A study published Tuesday in Nature Communications outlines how thin, flexible solar cells shaped like cut paper would work -- and how they could end up being more efficient and better at tracking the sun than conventional panels. Trackers that enable solar panels to tilt as the sun moves across the sky already exist, but according to the study, they’re often overlooked due to their heaviness and high cost -- a cost that, the study notes, is actually increasing each year, even as overall solar costs continue to fall.
Slate: Coal Companies Are Hurting. But the Coal Industry Is Not Dying.
Climate hawks have been gleeful over the trend of big U.S. coal companies filing for bankruptcy. Patriot Coal filed for Chapter 11 in May, Walter Energy sought protection in July, and Alpha Natural Resources succumbed in August. And it makes sense: A financially unviable coal industry could be a big step in the movement toward a lower-carbon future.
But coal haters shouldn’t be too gleeful at this spate of bankruptcies. While some mines are being idled, they’re not being shuttered en masse. The financial failure of many coal companies, by itself, won’t necessarily bring about a low-carbon future -- and for particularly American reasons.
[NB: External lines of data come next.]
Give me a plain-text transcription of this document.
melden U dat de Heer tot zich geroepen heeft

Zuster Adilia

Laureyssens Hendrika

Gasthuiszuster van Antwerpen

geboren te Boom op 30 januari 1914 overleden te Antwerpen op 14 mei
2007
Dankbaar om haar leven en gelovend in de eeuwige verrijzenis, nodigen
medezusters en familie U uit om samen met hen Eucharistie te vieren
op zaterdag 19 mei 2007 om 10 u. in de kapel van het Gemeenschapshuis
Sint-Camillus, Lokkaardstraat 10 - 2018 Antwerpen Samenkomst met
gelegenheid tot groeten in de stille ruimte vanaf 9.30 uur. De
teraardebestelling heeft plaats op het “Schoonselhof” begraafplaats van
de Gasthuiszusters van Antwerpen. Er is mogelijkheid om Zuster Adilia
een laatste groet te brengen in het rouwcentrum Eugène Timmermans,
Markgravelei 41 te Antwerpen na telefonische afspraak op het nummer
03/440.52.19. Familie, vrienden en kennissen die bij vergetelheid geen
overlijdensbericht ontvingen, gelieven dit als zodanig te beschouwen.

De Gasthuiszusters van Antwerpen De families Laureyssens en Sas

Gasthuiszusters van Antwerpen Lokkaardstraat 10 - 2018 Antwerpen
Boston Globe: A Bright Future for Roadside Solar Farms
Five solar projects sprouting along the Massachusetts Turnpike and Route 3 are not the largest in the state, but they are among the most visible and striking examples of a solar industry that has grown more rapidly than most policymakers and energy specialists ever imagined.
As tens of thousands of commuters whiz by, the gleaming rows of solar panels in locations like the Interstate 90 service plaza in Framingham, an embankment on the turnpike near Natick, or a rest area on Route 3 in Plymouth show how solar power has been integrated into daily life. The Framingham and Natick projects are already generating power; when the other sites in Framingham and Plymouth become operational later this month, the five solar farms will produce a combined 2,500 kilowatts of electricity, enough to power about 500 homes.